Healthcare company Tandigm Health discovered a vulnerability on its website on September 25, 2018. The vulnerability could possibly be exploited by unauthorized persons to access the protected health information (PHI) of patients.
A top rated computer forensics company helped with the investigation to find out if the vulnerability could be remotely exploited, if the protected health information of patients had been viewed, and the range of data that might have been compromised.
The investigation results showed that someone may have exploited the vulnerability to access sensitive patient data from April 24, 2017 to December 31, 2017. The data available on the website just included names, dates of birth, medical data, and health insurance details. the PHI of about 7,000 patients were accessible via the website.
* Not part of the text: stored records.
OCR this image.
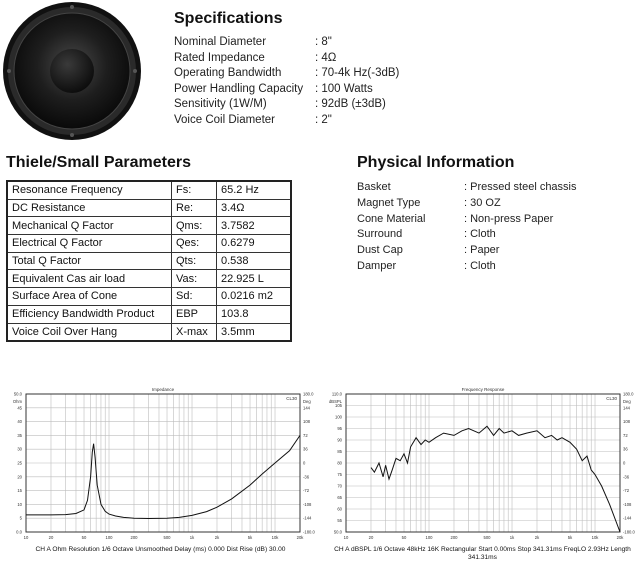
Specifications
Nominal Diameter	: 8"
Rated Impedance	: 4Ω
Operating Bandwidth	: 70-4k Hz(-3dB)
Power Handling Capacity	: 100 Watts
Sensitivity (1W/M)	: 92dB (±3dB)
Voice Coil Diameter	: 2"
Thiele/Small Parameters
Resonance Frequency	Fs:	65.2 Hz
DC Resistance	Re:	3.4Ω
Mechanical Q Factor	Qms:	3.7582
Electrical Q Factor	Qes:	0.6279
Total Q Factor	Qts:	0.538
Equivalent Cas air load	Vas:	22.925 L
Surface Area of Cone	Sd:	0.0216 m2
Efficiency Bandwidth Product	EBP	103.8
Voice Coil Over Hang	X-max	3.5mm
Physical Information
Basket	: Pressed steel chassis
Magnet Type	: 30 OZ
Cone Material	: Non-press Paper
Surround	: Cloth
Dust Cap	: Paper
Damper	: Cloth
Impedance
CL30
Ohm	Deg
50.0
45
40
35
30
25
20
15
10
5
0.0
180.0
144
108
72
36
0
-36
-72
-108
-144
-180.0
10	20	50	100	200	500	1k	2k	5k	10k	20k
Frequency Response
CL30
dBSPL	Deg
110.0
105
100
95
90
85
80
75
70
65
60
55
50.0
180.0
144
108
72
36
0
-36
-72
-108
-144
-180.0
10	20	50	100	200	500	1k	2k	5k	10k	20k
CH A Ohm Resolution 1/6 Octave Unsmoothed Delay (ms) 0.000 Dist Rise (dB) 30.00	CH A dBSPL 1/6 Octave 48kHz 16K Rectangular Start 0.00ms Stop 341.31ms FreqLO 2.93Hz Length 341.31ms
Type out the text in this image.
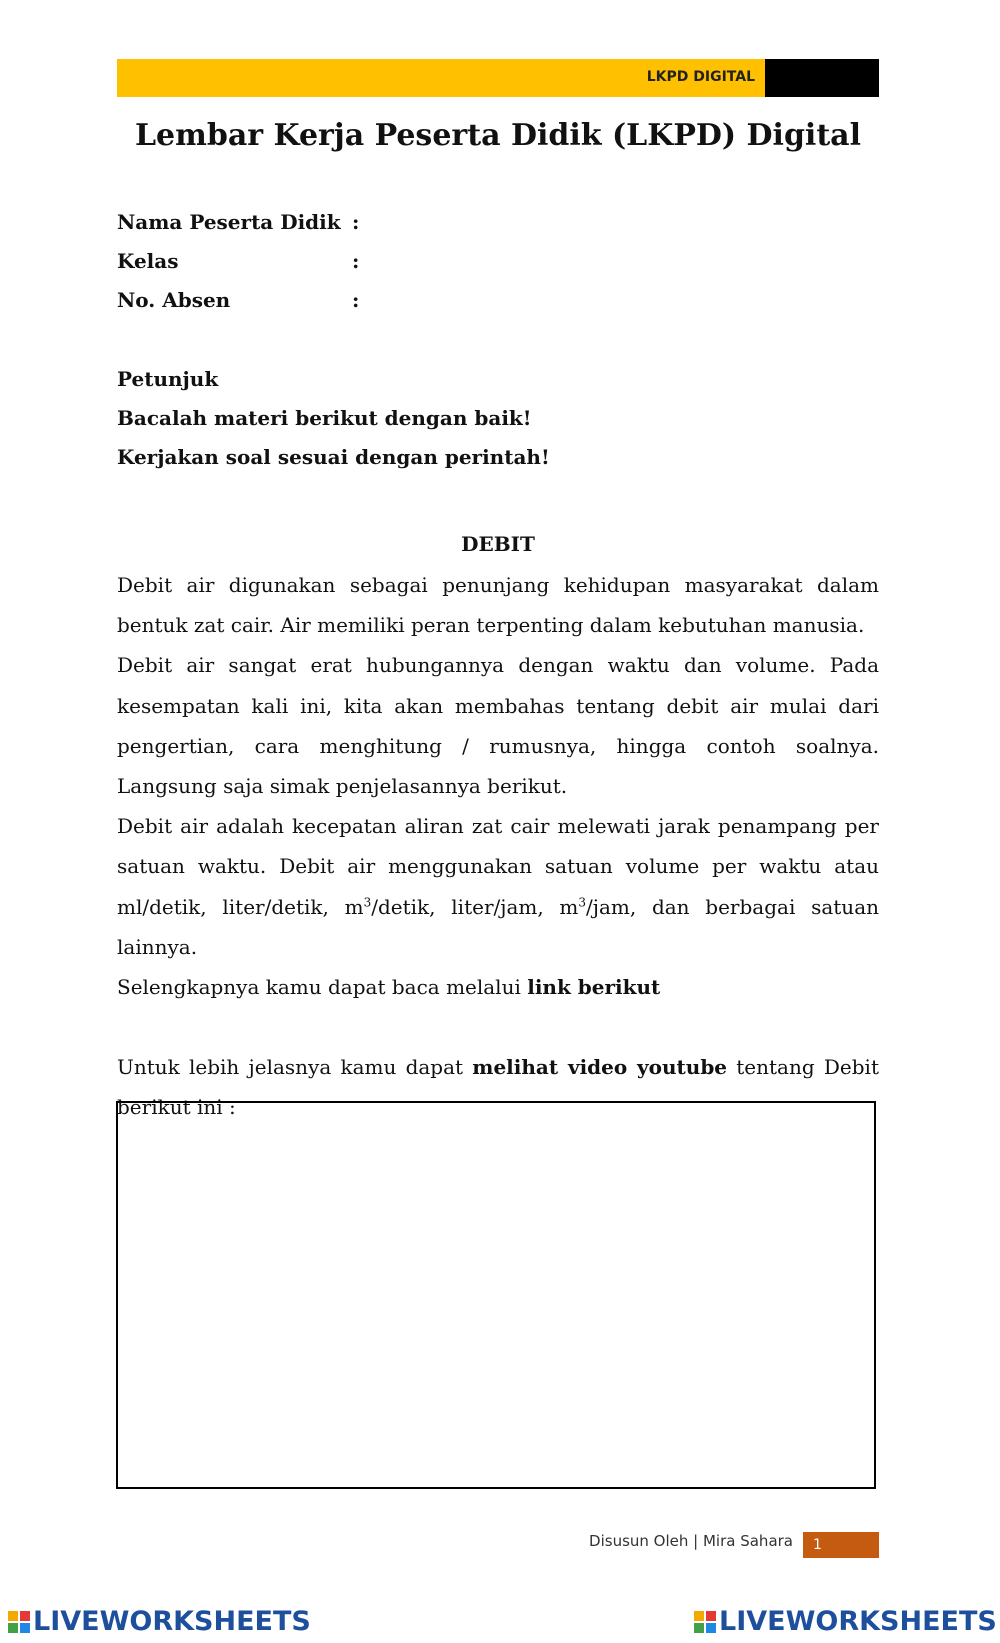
LKPD DIGITAL
Lembar Kerja Peserta Didik (LKPD) Digital
Nama Peserta Didik :
Kelas	:
No. Absen	:
Petunjuk
Bacalah materi berikut dengan baik!
Kerjakan soal sesuai dengan perintah!
DEBIT

Debit air digunakan sebagai penunjang kehidupan masyarakat dalam bentuk zat cair. Air memiliki peran terpenting dalam kebutuhan manusia.

Debit air sangat erat hubungannya dengan waktu dan volume. Pada kesempatan kali ini, kita akan membahas tentang debit air mulai dari pengertian, cara menghitung / rumusnya, hingga contoh soalnya. Langsung saja simak penjelasannya berikut.

Debit air adalah kecepatan aliran zat cair melewati jarak penampang per satuan waktu. Debit air menggunakan satuan volume per waktu atau ml/detik, liter/detik, $m^3$/detik, liter/jam, $m^3$/jam, dan berbagai satuan lainnya.

Selengkapnya kamu dapat baca melalui link berikut

Untuk lebih jelasnya kamu dapat melihat video youtube tentang Debit berikut ini :

Disusun Oleh | Mira Sahara	1
LIVEWORKSHEETS	LIVEWORKSHEETS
The investigators did not find any information that indicate the vulnerability had been exploited and there were no reports that suggest the theft or misuse of patient information.
As a precaution, all patients whose private and health details were exposed received notification of the potential breach via mail and were offered 2-years complimentary credit monitoring and identity theft protection services.
Tandigm Health advised all affected people to keep track of their accounts and credit statement for any suspicious transactions and to check their health insurer’s explanation of benefits statements for healthcare services that were stated but not obtained.
A press release of Tandigm Health states that the company takes information privacy and security seriously, and strictly implements security measures to secure data in Tandigm’s care.
Tandigm Health has re-evaluated its website defenses and has improved the security of its web-based platforms. Existing policies and procedures addressing data security were updated. Employees were given additional, continuing HIPAA training on data security.